Scientific classification
- Kingdom: Animalia
- Phylum: Chordata
- Class: Aves
- Order: Passeriformes
- Family: Mimidae
- Genus: Toxostoma
- Species: T. crissale
- Binomial name: Toxostoma crissale Henry, 1858

= Crissal thrasher =

- Genus: Toxostoma
- Species: crissale
- Authority: Henry, 1858
- Conservation status: LC

Species of bird

The crissal thrasher (Toxostoma crissale) is a large thrasher found in the Southwestern United States (western Texas, southern New Mexico, southern Arizona, southeastern California, extreme southern Nevada, and extreme southwestern Utah) to central Mexico.

==Description==
The bird grows to 32 cm, and has a deeply curved bill. The eyes are dull yellow. Bird expert Roger Tory Peterson described its singing as sweeter and less spasmodic than other thrashers. It can be found near desert streams in dense underbrush, mesquite thickets, willows, scrub oak, high elevations in manzanita, and in the low desert near canyon chaparral. The bird seldom flies in the open. As such, the crissal thrasher rarely flies, preferring to walk or run around its territory and will mostly run for cover when disturbed by a potential predator. The bird's name is derived from the characteristic bright coloring, in contrast to the balance of its plumage, of the area between its tail and vent—a region known as the '.

==History==
In the early years of the study of the birds of western North America, this species was confused with the California thrasher (Toxostoma redivivum), to which it is closely related. Descriptions of T. redivivum in John Cassin's 1856 book Illustrations of the Birds of California, Texas, Oregon, British, and Russian America led later ornithologists to conclude that at least three of the birds described were actually the crissal thrasher. When an army surgeon working in New Mexico sent Cassin specimens of a bird that he believed to be the California thrasher, Cassin sent the specimens to Spencer Baird at the Smithsonian Institution. Baird determined that it was not a California thrasher and published his findings in 1858, identifying the crissal thrasher as a new species.

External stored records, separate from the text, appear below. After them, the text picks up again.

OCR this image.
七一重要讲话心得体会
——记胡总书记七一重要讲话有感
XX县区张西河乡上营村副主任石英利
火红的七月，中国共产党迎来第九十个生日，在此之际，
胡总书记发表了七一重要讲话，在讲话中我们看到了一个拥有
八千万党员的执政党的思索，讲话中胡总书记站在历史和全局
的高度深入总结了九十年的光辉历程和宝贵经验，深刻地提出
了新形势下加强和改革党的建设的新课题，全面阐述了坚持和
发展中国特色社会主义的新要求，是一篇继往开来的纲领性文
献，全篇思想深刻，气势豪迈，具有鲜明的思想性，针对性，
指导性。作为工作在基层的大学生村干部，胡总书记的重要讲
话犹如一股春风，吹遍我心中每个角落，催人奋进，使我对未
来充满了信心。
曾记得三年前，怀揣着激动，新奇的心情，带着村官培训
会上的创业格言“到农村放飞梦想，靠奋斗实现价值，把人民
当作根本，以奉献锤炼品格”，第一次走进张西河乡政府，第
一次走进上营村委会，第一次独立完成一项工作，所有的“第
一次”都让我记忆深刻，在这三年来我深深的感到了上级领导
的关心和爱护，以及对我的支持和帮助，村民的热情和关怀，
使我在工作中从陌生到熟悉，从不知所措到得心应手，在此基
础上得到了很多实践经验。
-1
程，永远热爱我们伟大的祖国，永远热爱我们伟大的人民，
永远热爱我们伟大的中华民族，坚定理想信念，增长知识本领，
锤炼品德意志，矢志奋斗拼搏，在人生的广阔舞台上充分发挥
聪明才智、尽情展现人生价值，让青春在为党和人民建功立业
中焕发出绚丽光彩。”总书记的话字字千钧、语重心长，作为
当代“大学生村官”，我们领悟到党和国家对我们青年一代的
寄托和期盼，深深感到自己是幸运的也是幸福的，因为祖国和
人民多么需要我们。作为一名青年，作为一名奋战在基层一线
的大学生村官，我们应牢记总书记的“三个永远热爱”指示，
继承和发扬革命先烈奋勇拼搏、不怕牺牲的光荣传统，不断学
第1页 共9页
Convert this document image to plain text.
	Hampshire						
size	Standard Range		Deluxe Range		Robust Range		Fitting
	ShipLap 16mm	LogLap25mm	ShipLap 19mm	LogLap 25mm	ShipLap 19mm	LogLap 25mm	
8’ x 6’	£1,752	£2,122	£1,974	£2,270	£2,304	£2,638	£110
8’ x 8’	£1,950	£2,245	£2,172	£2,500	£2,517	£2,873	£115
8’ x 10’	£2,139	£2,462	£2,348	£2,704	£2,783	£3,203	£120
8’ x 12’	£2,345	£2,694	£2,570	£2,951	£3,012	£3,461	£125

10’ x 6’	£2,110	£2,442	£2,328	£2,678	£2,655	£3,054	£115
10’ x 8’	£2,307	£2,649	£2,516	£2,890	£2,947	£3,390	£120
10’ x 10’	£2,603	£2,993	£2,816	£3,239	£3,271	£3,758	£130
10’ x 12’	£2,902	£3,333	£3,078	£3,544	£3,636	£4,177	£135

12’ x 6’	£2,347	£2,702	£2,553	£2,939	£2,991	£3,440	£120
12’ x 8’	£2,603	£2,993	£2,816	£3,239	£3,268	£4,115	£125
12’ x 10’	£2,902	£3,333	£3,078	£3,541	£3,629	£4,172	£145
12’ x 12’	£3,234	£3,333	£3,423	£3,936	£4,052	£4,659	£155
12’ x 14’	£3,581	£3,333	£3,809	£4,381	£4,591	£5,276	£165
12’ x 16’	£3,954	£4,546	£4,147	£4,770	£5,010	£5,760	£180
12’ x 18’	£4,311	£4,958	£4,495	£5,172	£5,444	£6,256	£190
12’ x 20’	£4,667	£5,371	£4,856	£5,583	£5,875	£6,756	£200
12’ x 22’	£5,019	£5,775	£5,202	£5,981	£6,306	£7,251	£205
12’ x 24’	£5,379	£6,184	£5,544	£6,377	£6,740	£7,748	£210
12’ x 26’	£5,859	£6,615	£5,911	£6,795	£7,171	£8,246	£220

Printer's errors in Baird's 1858 publication led to longstanding confusion and contention over the naming of the crissal thrasher. As printed, Baird's publication identified the new species as Toxostoma dorsalis, because the printer had switched the species name of the new thrasher with the species name of a new junco species, Junco dorsalis. Baird arranged for the error to be corrected, recording the name as T. crissalis the following month. Thereafter, the T. crissalis name was accepted and used until 1920, when ornithologist Harry Oberholser published a note asserting that T. dorsalis must be used instead because it had publication priority over T. crissalis, even though the original publication had been a mistake and had been quickly corrected. As a result, the T. dorsalis epithet appeared in ornithological literature until 1983, when the International Commission on Zoological Nomenclature formally restored Baird's intended name of T. crissale.

==Nest==
The crissal thrasher builds its nests in dense shrubs at heights of three to eight feet, typically under a large branch for protection: both from other birds and the sun. The male and female cooperate in building the cup-shaped nest, which is constructed from twigs and lined with finer vegetation. The eggs, which are blue in color and lack spots (this is the only species of thrasher to lay eggs without spots), are laid in clutches of 2 to 3 eggs and incubated for about 2 weeks, with both the male and female taking turns on the nest. The young are fledged 11 to 13 days after they hatch. The chick is paler and duller than the adult, with a browner undertail.

==Diet==
The species is an omnivore, eating both insects and spiders, and seeds and fruits. The crissal thrasher is mainly a ground feeder, using its long bill to probe for its prey amongst the leaf litter, particularly under shrubs.